For a little time Corporal Bracknell stared at her, too much amazed for speech. It was clear to him that she was in deadly earnest and that she meant every word she said. He wondered what marital tragedy was behind her attitude, and was still wondering, when she spoke again in a hard voice.
“You seem surprised,” she said; “you know your cousin fairly well?”
“Yes,” he answered, nodding his head.
“Then you cannot suppose that I loved him, even though he was my husband! No girl could love Dick Bracknell when she knew him for what he was, and any woman, married as I was, would almost rejoice to know that – that she was released.”
“You do not know what you are saying,” protested the corporal quickly. “You cannot realize what implication your words may have to any one who knows what I know. It would almost seem that you had wished for Dick Bracknell’s death, and that fact in view of the circumstances in which I found him last night might assume a terrible significance.”
“You mean that people might think I shot my husband?”
“Yes,” was the reply. “At least many people would ask that question.”

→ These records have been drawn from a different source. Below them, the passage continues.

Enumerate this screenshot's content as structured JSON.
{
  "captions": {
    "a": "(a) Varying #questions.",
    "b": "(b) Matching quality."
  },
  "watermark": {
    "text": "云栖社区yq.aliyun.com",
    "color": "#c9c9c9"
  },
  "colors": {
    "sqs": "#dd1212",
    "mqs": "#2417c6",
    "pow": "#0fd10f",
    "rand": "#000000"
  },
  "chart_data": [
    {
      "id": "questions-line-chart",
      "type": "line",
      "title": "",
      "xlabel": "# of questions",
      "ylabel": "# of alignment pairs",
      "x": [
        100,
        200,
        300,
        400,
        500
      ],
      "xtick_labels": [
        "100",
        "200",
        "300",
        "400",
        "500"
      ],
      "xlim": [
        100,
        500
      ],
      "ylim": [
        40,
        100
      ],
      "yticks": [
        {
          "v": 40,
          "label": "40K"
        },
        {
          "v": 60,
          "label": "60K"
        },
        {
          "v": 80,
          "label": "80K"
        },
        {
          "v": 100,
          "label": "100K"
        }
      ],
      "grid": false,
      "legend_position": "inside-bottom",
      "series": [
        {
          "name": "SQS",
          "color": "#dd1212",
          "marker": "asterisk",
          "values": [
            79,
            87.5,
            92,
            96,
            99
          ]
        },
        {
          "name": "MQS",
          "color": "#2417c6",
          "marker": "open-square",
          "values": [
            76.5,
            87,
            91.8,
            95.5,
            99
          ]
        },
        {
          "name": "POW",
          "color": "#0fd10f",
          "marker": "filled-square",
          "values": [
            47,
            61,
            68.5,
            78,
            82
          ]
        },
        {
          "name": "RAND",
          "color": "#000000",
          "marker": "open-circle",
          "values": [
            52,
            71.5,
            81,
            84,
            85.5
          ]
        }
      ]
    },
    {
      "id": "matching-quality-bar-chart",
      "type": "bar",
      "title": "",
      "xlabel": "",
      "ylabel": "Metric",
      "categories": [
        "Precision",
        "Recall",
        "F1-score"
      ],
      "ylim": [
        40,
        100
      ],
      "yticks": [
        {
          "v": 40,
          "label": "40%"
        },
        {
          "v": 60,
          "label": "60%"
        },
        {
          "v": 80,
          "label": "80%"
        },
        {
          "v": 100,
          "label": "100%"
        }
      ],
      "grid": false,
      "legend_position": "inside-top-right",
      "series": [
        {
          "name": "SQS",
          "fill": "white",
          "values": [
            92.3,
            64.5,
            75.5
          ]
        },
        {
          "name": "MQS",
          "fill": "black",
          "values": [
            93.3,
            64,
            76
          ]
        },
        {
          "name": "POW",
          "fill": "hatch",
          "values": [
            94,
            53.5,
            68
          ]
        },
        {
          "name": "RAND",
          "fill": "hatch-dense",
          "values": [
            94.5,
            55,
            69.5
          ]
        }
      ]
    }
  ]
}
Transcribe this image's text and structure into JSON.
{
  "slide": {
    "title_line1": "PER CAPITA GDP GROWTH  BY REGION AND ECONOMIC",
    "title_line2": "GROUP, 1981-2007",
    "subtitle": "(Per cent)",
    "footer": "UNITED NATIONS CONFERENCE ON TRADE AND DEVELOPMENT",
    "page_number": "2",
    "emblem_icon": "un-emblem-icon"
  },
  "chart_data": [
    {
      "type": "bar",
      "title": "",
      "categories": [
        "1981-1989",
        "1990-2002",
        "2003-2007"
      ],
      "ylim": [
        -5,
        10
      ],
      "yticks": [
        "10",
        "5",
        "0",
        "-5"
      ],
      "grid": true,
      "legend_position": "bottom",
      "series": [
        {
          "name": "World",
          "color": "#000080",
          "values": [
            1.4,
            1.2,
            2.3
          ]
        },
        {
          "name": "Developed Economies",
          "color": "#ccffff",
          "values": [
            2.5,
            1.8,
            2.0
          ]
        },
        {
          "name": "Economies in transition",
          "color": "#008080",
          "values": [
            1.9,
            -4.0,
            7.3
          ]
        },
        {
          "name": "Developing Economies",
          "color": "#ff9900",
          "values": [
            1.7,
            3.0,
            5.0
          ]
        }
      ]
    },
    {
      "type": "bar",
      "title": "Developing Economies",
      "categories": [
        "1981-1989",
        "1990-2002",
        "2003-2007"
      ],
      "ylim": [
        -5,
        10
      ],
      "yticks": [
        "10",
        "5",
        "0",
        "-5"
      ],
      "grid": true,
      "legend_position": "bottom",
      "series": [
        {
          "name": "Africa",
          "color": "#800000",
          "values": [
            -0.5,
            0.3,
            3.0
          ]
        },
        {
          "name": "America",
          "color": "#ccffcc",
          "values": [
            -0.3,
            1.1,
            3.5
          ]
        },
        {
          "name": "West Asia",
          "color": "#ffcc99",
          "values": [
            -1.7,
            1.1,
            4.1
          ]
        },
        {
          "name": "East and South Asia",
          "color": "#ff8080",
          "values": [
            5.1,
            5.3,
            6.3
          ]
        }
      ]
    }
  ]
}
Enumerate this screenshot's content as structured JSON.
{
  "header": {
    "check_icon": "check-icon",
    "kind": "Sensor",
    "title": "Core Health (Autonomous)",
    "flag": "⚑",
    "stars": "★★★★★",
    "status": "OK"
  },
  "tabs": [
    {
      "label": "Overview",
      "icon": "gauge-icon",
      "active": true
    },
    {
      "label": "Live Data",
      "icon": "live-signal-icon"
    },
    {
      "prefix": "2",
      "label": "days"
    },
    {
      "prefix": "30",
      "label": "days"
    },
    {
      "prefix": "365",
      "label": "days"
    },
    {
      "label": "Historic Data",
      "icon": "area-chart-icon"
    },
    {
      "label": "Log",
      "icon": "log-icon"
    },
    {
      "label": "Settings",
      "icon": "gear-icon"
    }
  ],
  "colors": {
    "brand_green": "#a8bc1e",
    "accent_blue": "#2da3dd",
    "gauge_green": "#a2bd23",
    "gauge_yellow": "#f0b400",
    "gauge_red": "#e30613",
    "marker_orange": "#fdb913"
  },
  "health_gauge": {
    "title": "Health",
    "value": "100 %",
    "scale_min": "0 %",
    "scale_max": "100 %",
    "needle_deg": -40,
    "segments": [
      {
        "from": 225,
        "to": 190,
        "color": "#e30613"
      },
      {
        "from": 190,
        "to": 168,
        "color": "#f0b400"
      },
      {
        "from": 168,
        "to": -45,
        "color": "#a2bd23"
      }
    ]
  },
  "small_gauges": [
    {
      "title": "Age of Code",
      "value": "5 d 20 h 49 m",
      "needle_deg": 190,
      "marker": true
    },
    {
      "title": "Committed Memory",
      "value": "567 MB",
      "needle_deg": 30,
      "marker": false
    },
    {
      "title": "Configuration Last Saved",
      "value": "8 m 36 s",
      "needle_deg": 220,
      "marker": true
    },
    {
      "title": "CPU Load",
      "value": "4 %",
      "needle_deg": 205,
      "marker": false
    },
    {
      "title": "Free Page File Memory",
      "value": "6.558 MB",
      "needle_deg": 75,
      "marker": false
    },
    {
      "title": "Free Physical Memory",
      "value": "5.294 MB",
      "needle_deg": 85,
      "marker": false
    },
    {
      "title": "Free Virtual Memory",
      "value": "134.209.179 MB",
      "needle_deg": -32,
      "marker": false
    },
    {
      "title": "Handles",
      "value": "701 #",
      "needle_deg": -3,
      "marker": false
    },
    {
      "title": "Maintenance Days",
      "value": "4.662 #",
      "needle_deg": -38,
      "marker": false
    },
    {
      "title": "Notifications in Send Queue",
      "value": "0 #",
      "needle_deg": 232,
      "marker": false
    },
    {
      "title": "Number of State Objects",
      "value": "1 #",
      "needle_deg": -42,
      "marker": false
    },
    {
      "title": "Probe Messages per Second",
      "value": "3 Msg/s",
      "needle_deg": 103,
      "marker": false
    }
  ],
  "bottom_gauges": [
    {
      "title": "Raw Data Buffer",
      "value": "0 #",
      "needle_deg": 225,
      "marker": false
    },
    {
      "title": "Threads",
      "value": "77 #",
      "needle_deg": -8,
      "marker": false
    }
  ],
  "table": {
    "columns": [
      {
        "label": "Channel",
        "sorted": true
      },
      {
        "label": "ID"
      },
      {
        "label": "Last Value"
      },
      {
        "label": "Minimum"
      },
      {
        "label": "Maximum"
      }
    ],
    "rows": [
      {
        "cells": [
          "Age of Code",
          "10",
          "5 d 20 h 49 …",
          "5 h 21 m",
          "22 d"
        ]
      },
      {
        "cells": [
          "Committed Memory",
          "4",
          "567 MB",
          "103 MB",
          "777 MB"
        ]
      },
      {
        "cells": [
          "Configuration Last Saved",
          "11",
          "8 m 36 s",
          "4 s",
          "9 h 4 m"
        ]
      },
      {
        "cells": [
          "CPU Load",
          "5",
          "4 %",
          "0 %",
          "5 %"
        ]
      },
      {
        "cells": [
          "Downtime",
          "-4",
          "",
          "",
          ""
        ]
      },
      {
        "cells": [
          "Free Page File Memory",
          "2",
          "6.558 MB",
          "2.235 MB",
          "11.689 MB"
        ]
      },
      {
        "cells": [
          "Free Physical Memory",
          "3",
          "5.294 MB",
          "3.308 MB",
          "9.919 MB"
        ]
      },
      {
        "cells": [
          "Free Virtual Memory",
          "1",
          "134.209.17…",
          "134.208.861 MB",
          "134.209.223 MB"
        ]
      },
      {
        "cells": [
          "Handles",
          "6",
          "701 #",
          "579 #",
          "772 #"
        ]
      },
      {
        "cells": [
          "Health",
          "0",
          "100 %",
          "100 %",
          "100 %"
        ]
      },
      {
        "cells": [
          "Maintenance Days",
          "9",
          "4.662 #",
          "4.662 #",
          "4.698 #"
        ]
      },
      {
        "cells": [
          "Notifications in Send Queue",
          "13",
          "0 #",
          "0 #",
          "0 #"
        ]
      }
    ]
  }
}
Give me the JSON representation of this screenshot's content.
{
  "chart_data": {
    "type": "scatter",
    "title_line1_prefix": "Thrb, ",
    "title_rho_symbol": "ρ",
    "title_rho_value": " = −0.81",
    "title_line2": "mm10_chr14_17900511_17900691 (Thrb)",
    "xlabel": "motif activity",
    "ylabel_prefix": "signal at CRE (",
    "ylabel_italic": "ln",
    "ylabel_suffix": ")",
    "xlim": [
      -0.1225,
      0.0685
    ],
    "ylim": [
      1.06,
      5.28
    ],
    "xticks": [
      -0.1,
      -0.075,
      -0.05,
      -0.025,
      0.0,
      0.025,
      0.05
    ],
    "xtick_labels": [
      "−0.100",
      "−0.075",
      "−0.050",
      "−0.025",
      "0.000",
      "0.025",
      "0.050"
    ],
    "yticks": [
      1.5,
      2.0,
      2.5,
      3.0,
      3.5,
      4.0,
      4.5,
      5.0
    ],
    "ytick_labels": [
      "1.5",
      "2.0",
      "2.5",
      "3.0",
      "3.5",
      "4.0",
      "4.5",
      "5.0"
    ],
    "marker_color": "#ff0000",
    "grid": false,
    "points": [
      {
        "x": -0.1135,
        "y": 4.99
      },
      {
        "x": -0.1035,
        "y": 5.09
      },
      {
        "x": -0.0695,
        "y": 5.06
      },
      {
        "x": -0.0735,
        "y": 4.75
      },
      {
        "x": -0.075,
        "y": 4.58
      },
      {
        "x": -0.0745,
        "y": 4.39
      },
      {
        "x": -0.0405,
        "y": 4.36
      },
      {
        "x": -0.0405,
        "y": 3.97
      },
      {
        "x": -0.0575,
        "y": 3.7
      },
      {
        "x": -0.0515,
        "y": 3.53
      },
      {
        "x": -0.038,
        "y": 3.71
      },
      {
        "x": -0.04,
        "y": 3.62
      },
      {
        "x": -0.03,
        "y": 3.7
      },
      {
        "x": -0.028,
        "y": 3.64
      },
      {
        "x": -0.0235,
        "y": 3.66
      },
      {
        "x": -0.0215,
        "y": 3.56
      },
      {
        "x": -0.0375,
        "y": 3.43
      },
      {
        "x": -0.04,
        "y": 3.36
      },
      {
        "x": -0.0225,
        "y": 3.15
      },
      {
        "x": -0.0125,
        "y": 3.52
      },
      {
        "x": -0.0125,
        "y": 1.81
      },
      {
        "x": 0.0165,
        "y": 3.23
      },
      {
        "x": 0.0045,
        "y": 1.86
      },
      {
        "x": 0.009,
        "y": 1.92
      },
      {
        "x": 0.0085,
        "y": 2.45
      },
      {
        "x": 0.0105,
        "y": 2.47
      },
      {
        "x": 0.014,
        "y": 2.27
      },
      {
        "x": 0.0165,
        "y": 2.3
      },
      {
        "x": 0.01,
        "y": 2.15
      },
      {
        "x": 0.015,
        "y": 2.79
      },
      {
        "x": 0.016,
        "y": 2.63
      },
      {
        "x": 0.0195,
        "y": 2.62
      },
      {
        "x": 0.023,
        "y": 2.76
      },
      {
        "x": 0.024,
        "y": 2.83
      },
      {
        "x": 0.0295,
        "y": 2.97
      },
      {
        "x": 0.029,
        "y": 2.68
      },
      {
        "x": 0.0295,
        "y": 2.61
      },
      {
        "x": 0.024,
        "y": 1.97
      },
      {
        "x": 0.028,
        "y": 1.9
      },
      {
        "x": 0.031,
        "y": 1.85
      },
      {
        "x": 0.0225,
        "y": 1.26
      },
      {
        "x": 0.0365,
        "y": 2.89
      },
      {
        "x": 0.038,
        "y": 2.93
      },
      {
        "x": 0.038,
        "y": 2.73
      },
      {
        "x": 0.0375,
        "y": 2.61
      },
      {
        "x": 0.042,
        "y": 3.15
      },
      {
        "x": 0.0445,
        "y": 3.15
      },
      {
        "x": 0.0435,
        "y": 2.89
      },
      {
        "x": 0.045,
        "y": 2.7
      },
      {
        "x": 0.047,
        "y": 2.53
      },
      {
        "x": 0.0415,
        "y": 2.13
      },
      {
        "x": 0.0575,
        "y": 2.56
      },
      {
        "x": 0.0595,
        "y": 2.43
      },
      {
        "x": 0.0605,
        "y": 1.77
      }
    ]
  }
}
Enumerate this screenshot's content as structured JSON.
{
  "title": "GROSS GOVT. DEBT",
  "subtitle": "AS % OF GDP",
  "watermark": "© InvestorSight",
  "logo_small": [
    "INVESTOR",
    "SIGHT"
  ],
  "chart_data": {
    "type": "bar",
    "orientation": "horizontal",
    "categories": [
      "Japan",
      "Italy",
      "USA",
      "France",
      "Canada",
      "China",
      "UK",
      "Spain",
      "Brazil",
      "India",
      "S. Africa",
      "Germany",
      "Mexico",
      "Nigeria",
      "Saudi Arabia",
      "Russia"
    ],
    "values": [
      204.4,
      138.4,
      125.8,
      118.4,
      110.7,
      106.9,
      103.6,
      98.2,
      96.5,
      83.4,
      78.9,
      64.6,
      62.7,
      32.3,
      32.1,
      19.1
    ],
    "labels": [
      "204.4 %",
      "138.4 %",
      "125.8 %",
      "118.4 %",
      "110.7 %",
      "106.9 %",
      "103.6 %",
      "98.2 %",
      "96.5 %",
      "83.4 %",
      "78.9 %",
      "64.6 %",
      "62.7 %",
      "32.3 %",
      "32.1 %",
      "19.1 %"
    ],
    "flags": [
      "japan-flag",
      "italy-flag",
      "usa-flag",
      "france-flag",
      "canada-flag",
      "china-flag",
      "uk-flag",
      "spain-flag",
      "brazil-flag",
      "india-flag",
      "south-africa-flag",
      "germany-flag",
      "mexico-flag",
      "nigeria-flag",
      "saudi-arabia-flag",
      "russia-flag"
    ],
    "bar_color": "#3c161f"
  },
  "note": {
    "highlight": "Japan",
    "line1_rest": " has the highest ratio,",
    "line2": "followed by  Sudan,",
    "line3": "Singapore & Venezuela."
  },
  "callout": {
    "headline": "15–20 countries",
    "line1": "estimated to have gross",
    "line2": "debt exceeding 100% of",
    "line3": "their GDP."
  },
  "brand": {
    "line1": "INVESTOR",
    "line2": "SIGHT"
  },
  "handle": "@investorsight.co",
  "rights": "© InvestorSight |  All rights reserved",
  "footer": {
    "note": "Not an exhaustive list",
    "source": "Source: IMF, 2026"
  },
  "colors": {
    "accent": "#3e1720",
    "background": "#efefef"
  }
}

“And you?” inquired the girl. “You have asked yourself that question?”
“Naturally,” replied Bracknell. “You must remember that I saw you coming from the place where he was lying.”
“I wonder what conclusion you have reached,” said Joy, looking at him keenly.
“None,” was the prompt reply.
“You are in doubt, then?”
“I am very loath to believe what the circumstances would seem to indicate,” answered the corporal quietly. “As you must see, they are terribly against you, and your visit to the place this morning – ”
“You know of that?”
“I saw you and Miss La Farge come in whilst Mr. Rayner and I were at breakfast, and whilst you were supposed to be still in your rooms. I found your tracks in the snow.”
“And you cannot guess why I – why we went?”
“No.”
“We went to look for that note which you showed me just now. I had meant to destroy it, and missed it this morning. Then I remembered that I had put it in my pocket last night, and naturally concluded that I had lost it outside. That is the explanation of the journey this morning. No one here but Miss La Farge has any idea that Dick Bracknell is my husband, and I did not want any of them to know.”
Corporal Bracknell was conscious of a sense of relief. The explanation was so simple that he felt it to be altogether true. But there were questions that still required answering, and he proceeded to ask them.
“I can well believe, that,” he answered slowly. “I suppose Mr. Rayner was among them from whom you wished to keep this knowledge?”
“Yes,” was the reply, given frankly. “I did not wish him to know how foolish I had been.”
The corporal remembered what Rayner had hinted as to his hopes of making Joy Gargrave his wife, and the girl’s answer started fresh questions in his mind. Did she love Rayner and favour his aspirations, and knowing herself to be already a wife, had she deliberately removed the barrier which lay between them, but of which Rayner had no knowledge? He could not tell, and looking steadily at the girl he proceeded to ask his next question.
“Miss Gargrave – I mean Mrs. Brack – ”
“No! No!” interrupted the girl. “Do not give me that name. I do not want it. I hate it. Call me Gargrave.”
He bowed. “As you please, Miss Gargrave. There is a question I wish to ask you. Tell me, did you have speech with Dick Bracknell last night?”
“Not a word.”
“But you saw him?”
“Yes,” she agreed quietly. “I saw him.”